(Oleh: Adi W. Gunawan)
Gusti Mboten Sare adalah kalimat dalam bahasa Jawa bermakna Tuhan tidak tidur. Kalimat singkat ini bila direnungkan, dalam konteks kehidupan dan keterbatasan kita sebagai makhluk, sejatinya menunjukkan keyakinan, penerimaan, dan kepasrahan penuh akan keberadaan dan kemahakuasaan Tuhan selaku makhluk adikodrati omnipresent (selalu hadir) dan omnipotent (adidigdaya).
Dengan mengucap Gusti Mboten Sare, kita percaya bahwa Tuhan senantiasa hadir, mencatat setiap bentuk pikiran, ucapan, dan tindakan kita, baik atau buruk, tanpa terkecuali.
Kalimat ini digunakan secara luas dalam berbagai konteks, kerap diucapkan terutama oleh mereka yang berharap keadilan. Mereka yang melihat, mengetahui, atau merasa dirinya dizalimi atau terzalimi, merasa tidak mampu atau tidak berdaya untuk mendapat keadilan, berpaling dan berpasrah pada Tuhan sebagai Sang Mahaadil.
Bila ditilik dari kondisi batin, ada dua kategori manusia yang mengucap kalimat Gusti Mboten Sare. Pertama, mereka yang benar dizalimi, karena situasi atau kondisi tertentu, tidak bisa mendapat keadilan, dan berpasrah sepenuhnya pada Tuhan untuk memberi keadilan sejati.
Kedua, mereka yang merasa dizalimi atau terzalimi, dan mengajak Tuhan bersekutu dengan mereka untuk melakukan balasan penghukuman kepada orang yang mereka yakini, padahal belum tentu benar, telah menzalimi mereka.

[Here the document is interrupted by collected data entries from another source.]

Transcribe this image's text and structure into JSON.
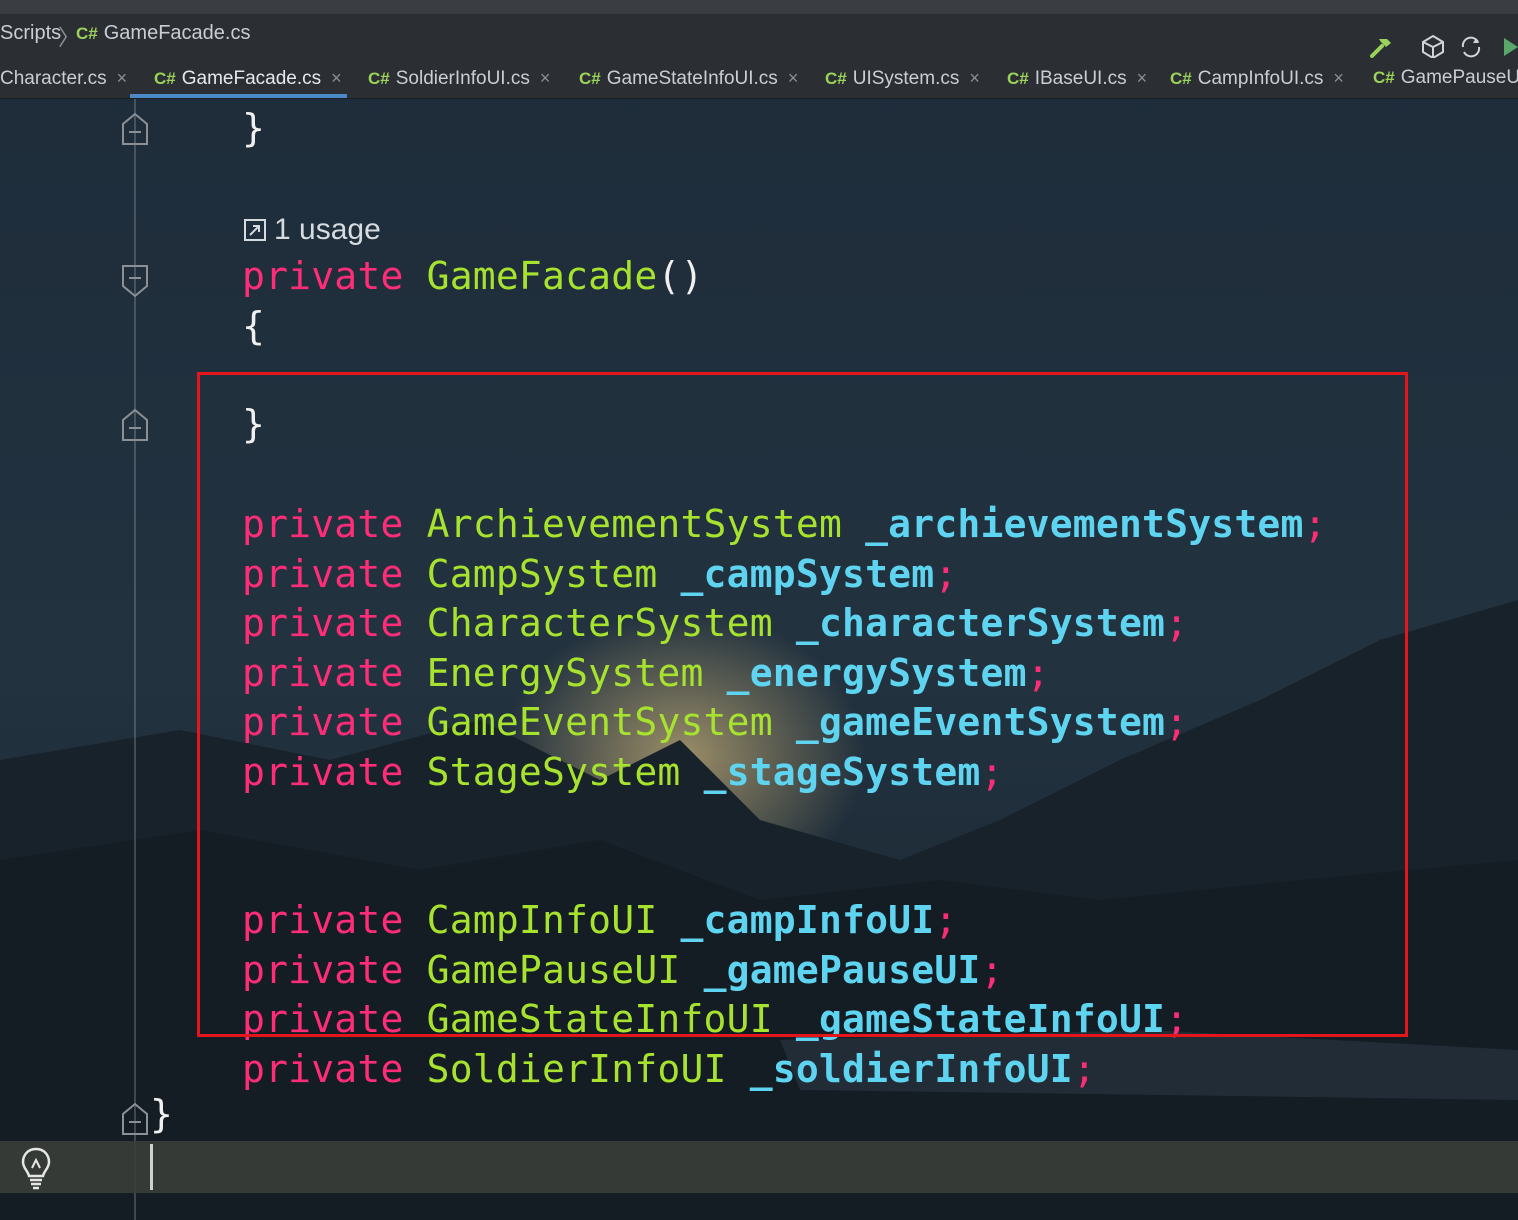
{
  "breadcrumb": {
    "folder": "Scripts",
    "lang": "C#",
    "file": "GameFacade.cs"
  },
  "toolbar": {
    "icons": [
      "hammer-icon",
      "unity-icon",
      "unity-refresh-icon",
      "run-icon"
    ]
  },
  "tabs": [
    {
      "lang": "",
      "label": "Character.cs",
      "active": false
    },
    {
      "lang": "C#",
      "label": "GameFacade.cs",
      "active": true
    },
    {
      "lang": "C#",
      "label": "SoldierInfoUI.cs",
      "active": false
    },
    {
      "lang": "C#",
      "label": "GameStateInfoUI.cs",
      "active": false
    },
    {
      "lang": "C#",
      "label": "UISystem.cs",
      "active": false
    },
    {
      "lang": "C#",
      "label": "IBaseUI.cs",
      "active": false
    },
    {
      "lang": "C#",
      "label": "CampInfoUI.cs",
      "active": false
    },
    {
      "lang": "C#",
      "label": "GamePauseUI",
      "active": false
    }
  ],
  "tab_close_glyph": "×",
  "code": {
    "closing_brace": "}",
    "usage_hint": "1 usage",
    "constructor": {
      "modifier": "private",
      "name": "GameFacade",
      "parens": "()",
      "open_brace": "{",
      "close_brace": "}"
    },
    "system_fields": [
      {
        "modifier": "private",
        "type": "ArchievementSystem",
        "name": "_archievementSystem",
        "punct": ";"
      },
      {
        "modifier": "private",
        "type": "CampSystem",
        "name": "_campSystem",
        "punct": ";"
      },
      {
        "modifier": "private",
        "type": "CharacterSystem",
        "name": "_characterSystem",
        "punct": ";"
      },
      {
        "modifier": "private",
        "type": "EnergySystem",
        "name": "_energySystem",
        "punct": ";"
      },
      {
        "modifier": "private",
        "type": "GameEventSystem",
        "name": "_gameEventSystem",
        "punct": ";"
      },
      {
        "modifier": "private",
        "type": "StageSystem",
        "name": "_stageSystem",
        "punct": ";"
      }
    ],
    "ui_fields": [
      {
        "modifier": "private",
        "type": "CampInfoUI",
        "name": "_campInfoUI",
        "punct": ";"
      },
      {
        "modifier": "private",
        "type": "GamePauseUI",
        "name": "_gamePauseUI",
        "punct": ";"
      },
      {
        "modifier": "private",
        "type": "GameStateInfoUI",
        "name": "_gameStateInfoUI",
        "punct": ";"
      },
      {
        "modifier": "private",
        "type": "SoldierInfoUI",
        "name": "_soldierInfoUI",
        "punct": ";"
      }
    ],
    "class_close_brace": "}"
  },
  "colors": {
    "keyword": "#ff2d78",
    "type": "#a6e22e",
    "field": "#5fd4f0",
    "highlight_border": "#e4161b"
  }
}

Kondisi batin antara kelompok pertama dan kedua sangat beda. Kelompok pertama mengutamakan dan bersandar pada kekuatan ikhlas dan pasrah, sementara kelompok kedua memegang bara api kemarahan dan kebencian di hatinya.
Adil versi manusia dengan segala keterbatasannya tentu beda dengan adil versi Tuhan. Dan yang sering terjadi, manusia dengan segala dalil berusaha meyakinkan dan memaksa Tuhan melakukan kemauan mereka, memberi keadilan versi mereka.
Saya meyakini bahwa segala sesuatu yang kita alami dalam hidup adalah pesan dan pelajaran yang Tuhan berikan agar kita semakin bertumbuh menjadi pribadi lebih baik, hingga akhirnya menjadi manusia mulia paripurna.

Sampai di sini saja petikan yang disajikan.